Kadına uygulanan şiddetin hiçbir geçerli sebebi yoktur, olamazda.
Bunun adı dayak olur, ağır söz olur, cinsel taciz olur hepsi kadına uygulanan şiddeti içerir. Ve bunu yapanlar kesinlikle kişilik bozukluğu, karakter zayıflığı, aile terbiyesi almamış gibi tüm maddeleri bünyesinde taşır.
Aile içi şiddet, ayrıldıktan sonra şiddet. İş yerinde şiddet, arkadaşlık isteğini kabul etmediği için şiddet. Ne demiştik yukarıda.. Her türlü şiddetin hiçbir haklı sebebi olamaz.
Evlenmek kadar ayrılmakta, dinimizde yeri olan bir unsurdur. Hiç kimse ayrılacağını düşünerek evlilik müessesesi kurmaz. Ayrılık kaçınılmaz olduğunda ise, her türlü olumsuzluklara rağmen yürütmeye çalışmakta, geri kalan hayatın işkenceye dönüşmesi demektir.
Ayrılık vaki olduktan sonra da, geri dönüş için yapılan ve hatta ölümlere varan şiddet uygulanmasının hiçbir lügatta adı yoktur.

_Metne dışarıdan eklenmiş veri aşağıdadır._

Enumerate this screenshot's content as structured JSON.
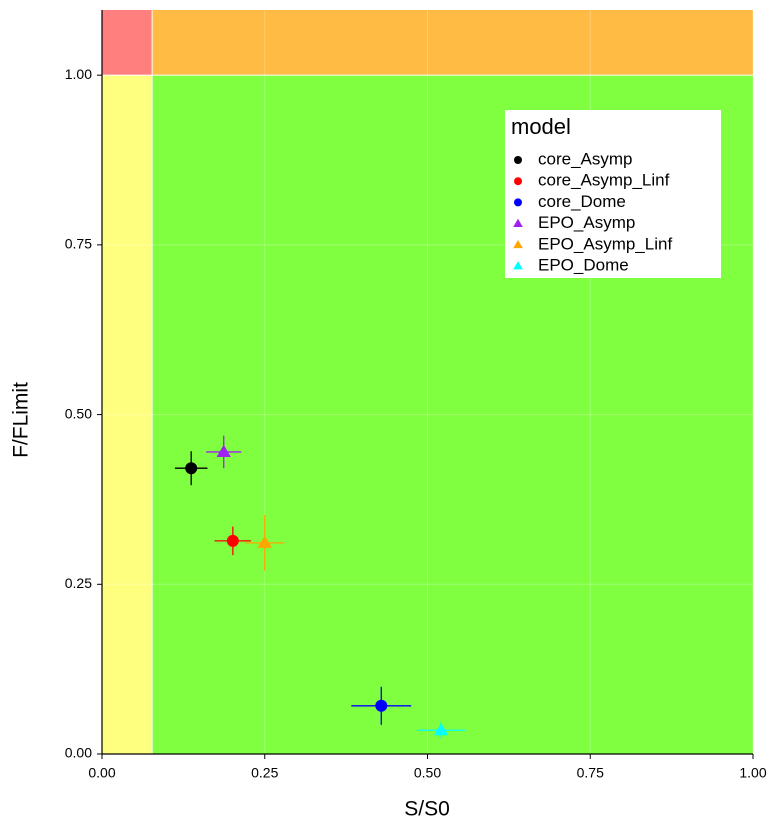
{
  "chart_data": {
    "type": "scatter",
    "xlabel": "S/S0",
    "ylabel": "F/FLimit",
    "xlim": [
      0,
      1
    ],
    "ylim": [
      0,
      1.096
    ],
    "xticks": [
      {
        "value": 0,
        "label": "0.00"
      },
      {
        "value": 0.25,
        "label": "0.25"
      },
      {
        "value": 0.5,
        "label": "0.50"
      },
      {
        "value": 0.75,
        "label": "0.75"
      },
      {
        "value": 1,
        "label": "1.00"
      }
    ],
    "yticks": [
      {
        "value": 0,
        "label": "0.00"
      },
      {
        "value": 0.25,
        "label": "0.25"
      },
      {
        "value": 0.5,
        "label": "0.50"
      },
      {
        "value": 0.75,
        "label": "0.75"
      },
      {
        "value": 1,
        "label": "1.00"
      }
    ],
    "grid": true,
    "x_threshold": 0.077,
    "y_threshold": 1,
    "region_colors": {
      "low_x_high_y": "#ff7f7f",
      "high_x_high_y": "#ffbb44",
      "low_x_low_y": "#ffff7f",
      "high_x_low_y": "#80ff40"
    },
    "legend_title": "model",
    "legend_position": "top-right",
    "series": [
      {
        "name": "core_Asymp",
        "color": "#000000",
        "marker": "circle",
        "x": [
          0.137
        ],
        "y": [
          0.421
        ],
        "xerr": [
          0.025
        ],
        "yerr": [
          0.025
        ]
      },
      {
        "name": "core_Asymp_Linf",
        "color": "#ff0000",
        "marker": "circle",
        "x": [
          0.201
        ],
        "y": [
          0.314
        ],
        "xerr": [
          0.028
        ],
        "yerr": [
          0.021
        ]
      },
      {
        "name": "core_Dome",
        "color": "#0000ff",
        "marker": "circle",
        "x": [
          0.429
        ],
        "y": [
          0.071
        ],
        "xerr": [
          0.046
        ],
        "yerr": [
          0.028
        ]
      },
      {
        "name": "EPO_Asymp",
        "color": "#a020f0",
        "marker": "triangle",
        "x": [
          0.187
        ],
        "y": [
          0.445
        ],
        "xerr": [
          0.027
        ],
        "yerr": [
          0.024
        ]
      },
      {
        "name": "EPO_Asymp_Linf",
        "color": "#ffa500",
        "marker": "triangle",
        "x": [
          0.25
        ],
        "y": [
          0.311
        ],
        "xerr": [
          0.03
        ],
        "yerr": [
          0.041
        ]
      },
      {
        "name": "EPO_Dome",
        "color": "#00ffff",
        "marker": "triangle",
        "x": [
          0.521
        ],
        "y": [
          0.035
        ],
        "xerr": [
          0.037
        ],
        "yerr": [
          0.0125
        ]
      }
    ]
  }
}
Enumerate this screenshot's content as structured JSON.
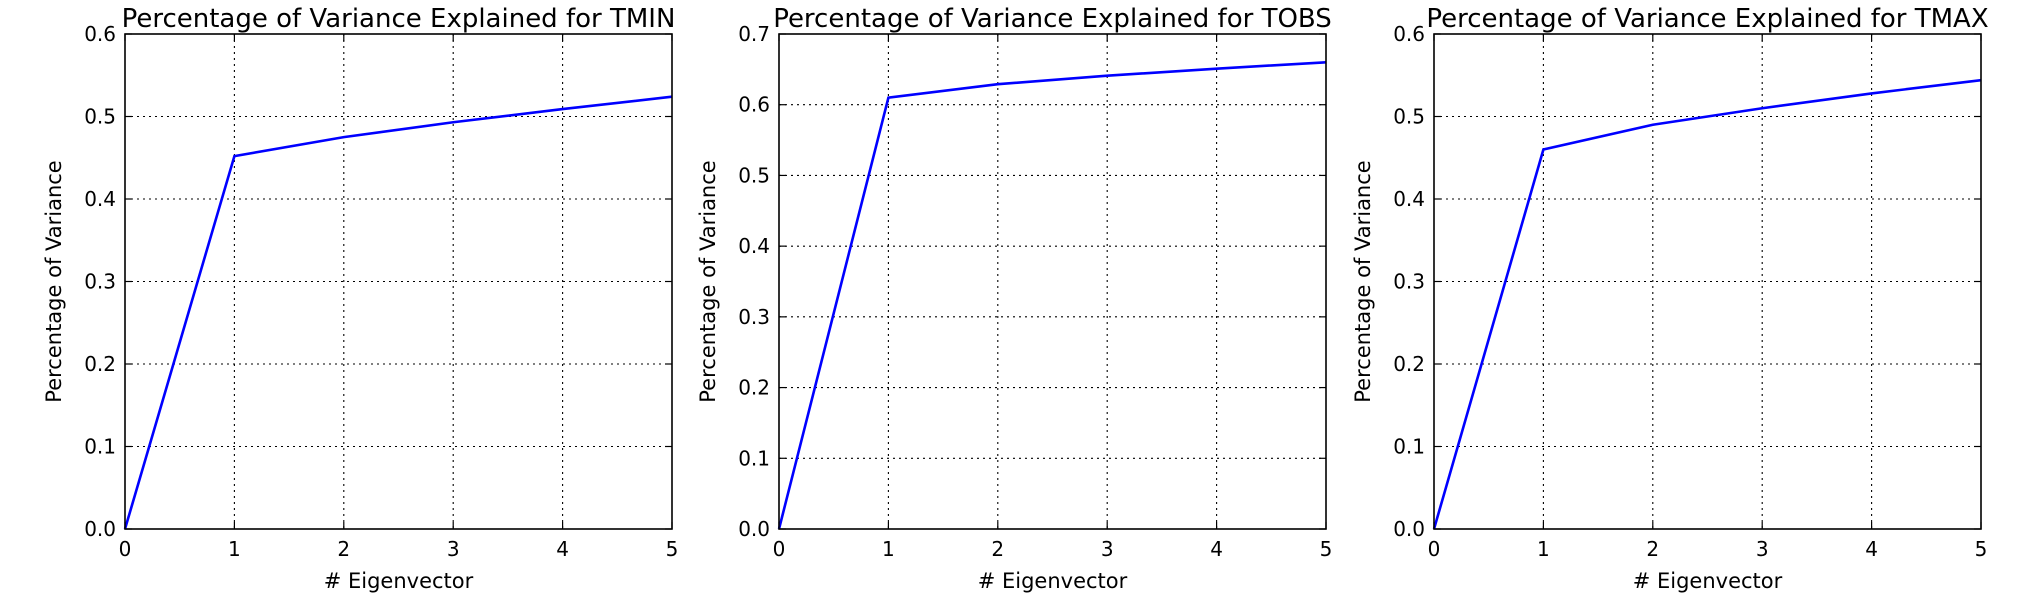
{
  "chart_data": [
    {
      "type": "line",
      "title": "Percentage of Variance Explained for TMIN",
      "xlabel": "# Eigenvector",
      "ylabel": "Percentage of Variance",
      "xlim": [
        0,
        5
      ],
      "ylim": [
        0,
        0.6
      ],
      "xticks": [
        "0",
        "1",
        "2",
        "3",
        "4",
        "5"
      ],
      "yticks": [
        "0.0",
        "0.1",
        "0.2",
        "0.3",
        "0.4",
        "0.5",
        "0.6"
      ],
      "grid": true,
      "x": [
        0,
        1,
        2,
        3,
        4,
        5
      ],
      "series": [
        {
          "values": [
            0.0,
            0.452,
            0.475,
            0.493,
            0.509,
            0.524
          ],
          "color": "#0000ff"
        }
      ]
    },
    {
      "type": "line",
      "title": "Percentage of Variance Explained for TOBS",
      "xlabel": "# Eigenvector",
      "ylabel": "Percentage of Variance",
      "xlim": [
        0,
        5
      ],
      "ylim": [
        0,
        0.7
      ],
      "xticks": [
        "0",
        "1",
        "2",
        "3",
        "4",
        "5"
      ],
      "yticks": [
        "0.0",
        "0.1",
        "0.2",
        "0.3",
        "0.4",
        "0.5",
        "0.6",
        "0.7"
      ],
      "grid": true,
      "x": [
        0,
        1,
        2,
        3,
        4,
        5
      ],
      "series": [
        {
          "values": [
            0.0,
            0.61,
            0.629,
            0.641,
            0.651,
            0.66
          ],
          "color": "#0000ff"
        }
      ]
    },
    {
      "type": "line",
      "title": "Percentage of Variance Explained for TMAX",
      "xlabel": "# Eigenvector",
      "ylabel": "Percentage of Variance",
      "xlim": [
        0,
        5
      ],
      "ylim": [
        0,
        0.6
      ],
      "xticks": [
        "0",
        "1",
        "2",
        "3",
        "4",
        "5"
      ],
      "yticks": [
        "0.0",
        "0.1",
        "0.2",
        "0.3",
        "0.4",
        "0.5",
        "0.6"
      ],
      "grid": true,
      "x": [
        0,
        1,
        2,
        3,
        4,
        5
      ],
      "series": [
        {
          "values": [
            0.0,
            0.46,
            0.49,
            0.51,
            0.528,
            0.544
          ],
          "color": "#0000ff"
        }
      ]
    }
  ]
}
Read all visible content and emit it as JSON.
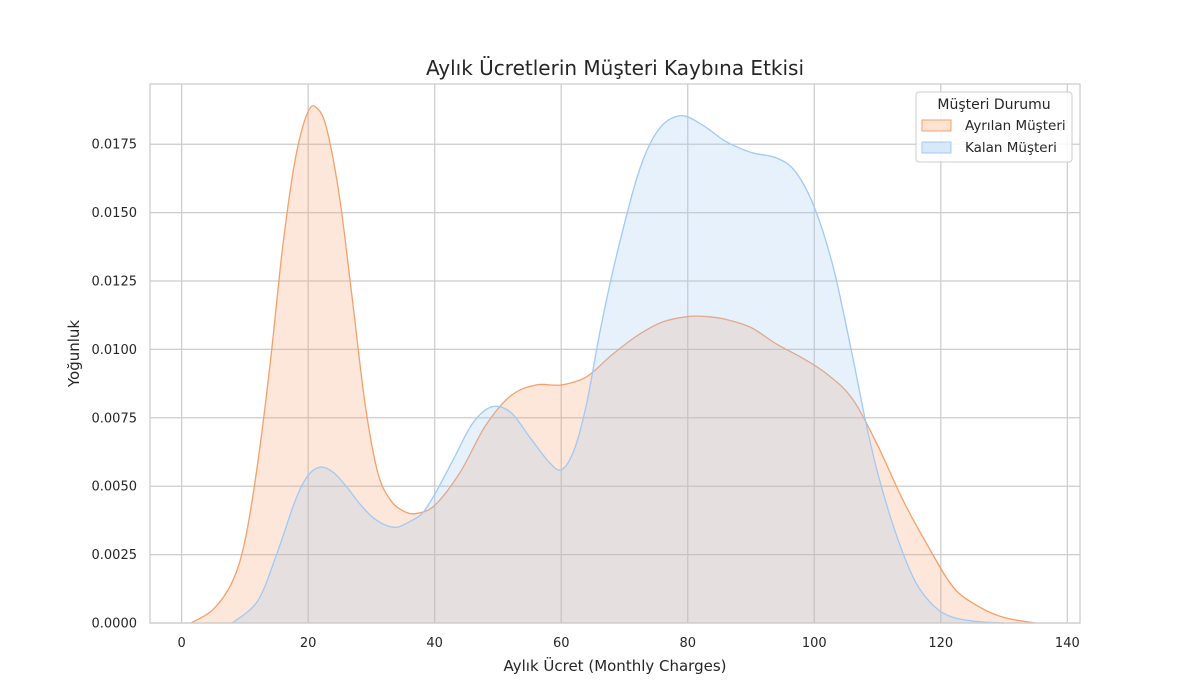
{
  "chart_data": {
    "type": "area",
    "title": "Aylık Ücretlerin Müşteri Kaybına Etkisi",
    "xlabel": "Aylık Ücret (Monthly Charges)",
    "ylabel": "Yoğunluk",
    "xlim": [
      -5,
      142
    ],
    "ylim": [
      0,
      0.0197
    ],
    "xticks": [
      0,
      20,
      40,
      60,
      80,
      100,
      120,
      140
    ],
    "yticks": [
      0.0,
      0.0025,
      0.005,
      0.0075,
      0.01,
      0.0125,
      0.015,
      0.0175
    ],
    "ytick_labels": [
      "0.0000",
      "0.0025",
      "0.0050",
      "0.0075",
      "0.0100",
      "0.0125",
      "0.0150",
      "0.0175"
    ],
    "grid": true,
    "legend": {
      "title": "Müşteri Durumu",
      "placement": "top-right"
    },
    "series": [
      {
        "name": "Ayrılan Müşteri",
        "color": "#f4a06b",
        "fill": "#fde3d1",
        "x": [
          1.5,
          5,
          8,
          10,
          12,
          14,
          16,
          18,
          20,
          21.5,
          23,
          25,
          27,
          29,
          31,
          33,
          35,
          37,
          40,
          44,
          48,
          52,
          56,
          60,
          64,
          68,
          72,
          76,
          80,
          83,
          86,
          90,
          94,
          98,
          102,
          106,
          110,
          114,
          118,
          122,
          126,
          130,
          135
        ],
        "y": [
          0.0,
          0.0005,
          0.0015,
          0.003,
          0.0058,
          0.0095,
          0.0138,
          0.017,
          0.0187,
          0.0188,
          0.018,
          0.0155,
          0.0118,
          0.008,
          0.0055,
          0.0045,
          0.0041,
          0.004,
          0.0043,
          0.0055,
          0.0072,
          0.0083,
          0.0087,
          0.0087,
          0.009,
          0.0098,
          0.0105,
          0.011,
          0.0112,
          0.0112,
          0.0111,
          0.0108,
          0.0102,
          0.0097,
          0.0091,
          0.0082,
          0.0065,
          0.0045,
          0.0028,
          0.0013,
          0.0006,
          0.0002,
          0.0
        ]
      },
      {
        "name": "Kalan Müşteri",
        "color": "#a1c9f4",
        "fill": "#d7e8f8",
        "x": [
          8,
          12,
          15,
          18,
          20,
          22,
          24,
          26,
          28,
          30,
          32,
          34,
          36,
          38,
          40,
          43,
          46,
          49,
          52,
          55,
          58,
          60,
          62,
          64,
          66,
          68,
          70,
          72,
          74,
          76,
          78,
          80,
          83,
          86,
          90,
          94,
          97,
          100,
          103,
          106,
          108,
          110,
          113,
          116,
          119,
          122,
          126,
          130
        ],
        "y": [
          0.0,
          0.0008,
          0.0025,
          0.0045,
          0.0054,
          0.0057,
          0.0055,
          0.005,
          0.0044,
          0.0039,
          0.0036,
          0.0035,
          0.0037,
          0.004,
          0.0047,
          0.006,
          0.0073,
          0.0079,
          0.0077,
          0.0068,
          0.0059,
          0.0056,
          0.0063,
          0.008,
          0.0105,
          0.0127,
          0.0146,
          0.0163,
          0.0175,
          0.0182,
          0.0185,
          0.0185,
          0.0181,
          0.0176,
          0.0172,
          0.017,
          0.0165,
          0.0152,
          0.013,
          0.0098,
          0.0075,
          0.0055,
          0.0032,
          0.0015,
          0.0006,
          0.0002,
          5e-05,
          0.0
        ]
      }
    ]
  }
}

Şiddetin hiçbir toplum kesimi tarafından makul karşılanması mümkün değildir ve karşılanamazda. Sadece ne dediğini bilmeyen sözüm ona siyasetçiler, sırf bir şeyler söylemiş olmak için çıkar ortaya, sonucunun nereye varacağını hesap etmeden bir kaç lakırtı eder ve ettiği ile de kalır.
Buraya kadar her şey güzel, anlaşılmayan durum olmadığı gibi herkeste kadına şiddet uygulanmaması hususunda hem fikir.
Lakin yanlış olan bir yer var ki; şiddet uygulayana uygulanacak cezalardır.
Kadını 19 yerinden bıçaklayanı, hapise atmak yerine , aynı şekilde 19 yerinden bıçaklamak daha iyidir.
Kadını kafasına taş ile vurarak ezen birininde başını taşla vurup ezmek gerekir.
Yani kısasa kısas.
Yoksa daha uzun yıllar kadına şiddete hayır nutukları dinlemeye devam ederiz.